Member of the Legislative Council of Western Australia
- In office 17 August 1963 – 21 May 1965
- Preceded by: Charles Simpson
- Succeeded by: None (abolished)
- Constituency: Midland Province
- In office 22 May 1965 – 25 April 1977
- Preceded by: None (new seat)
- Succeeded by: Tom McNeil
- Constituency: Upper West Province

Personal details
- Born: 1 August 1906 Boulder, Western Australia, Australia
- Died: 25 April 1977 (aged 70) Mount Lawley, Western Australia, Australia
- Party: Liberal

= Jack Heitman =

Australian farmer and politician

Jack Heitman (1 August 1906 – 25 April 1977) was an Australian farmer and politician who was a member of the Legislative Council of Western Australia from 1963 until his death, representing the Liberal Party.

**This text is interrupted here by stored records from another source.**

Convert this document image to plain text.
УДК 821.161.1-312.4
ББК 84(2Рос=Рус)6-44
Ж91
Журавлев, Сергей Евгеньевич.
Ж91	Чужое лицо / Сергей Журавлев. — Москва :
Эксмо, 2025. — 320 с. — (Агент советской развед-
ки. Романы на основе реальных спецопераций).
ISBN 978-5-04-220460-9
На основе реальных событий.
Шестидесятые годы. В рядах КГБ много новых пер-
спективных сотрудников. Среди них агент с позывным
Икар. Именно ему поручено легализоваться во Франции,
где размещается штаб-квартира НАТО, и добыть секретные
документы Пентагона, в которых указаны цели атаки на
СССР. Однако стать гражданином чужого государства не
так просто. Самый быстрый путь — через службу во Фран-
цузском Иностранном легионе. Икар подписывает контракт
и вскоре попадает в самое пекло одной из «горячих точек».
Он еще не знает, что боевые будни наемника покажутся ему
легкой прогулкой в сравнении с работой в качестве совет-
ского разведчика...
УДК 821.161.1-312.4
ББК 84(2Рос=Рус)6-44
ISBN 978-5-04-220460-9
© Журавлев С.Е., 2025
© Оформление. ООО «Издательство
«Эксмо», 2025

Heitman was born in Boulder, Western Australia, to Lillian Caroline (née Pascoe) and Herman Albert Heitman. He worked as a farm labourer in Morawa after leaving school, and eventually bought his own property there, where he established a sheep stud. He also owned a farm in Meekatharra. Heitman served on the Morawa Road Board from 1939 to 1940 and again from 1945 to 1961, including as chairman from 1950 to 1952. He entered parliament at a 1963 Legislative Council by-election for Midland Province, caused by the death of Charles Simpson. Heitman transferred to Upper West Province at the 1965 state election, and was re-elected in 1971. He did not contest the 1977 election, but died in office a month before his term ended. Heitman had married Adela Elizabeth Yewers in 1934, with whom he had four children.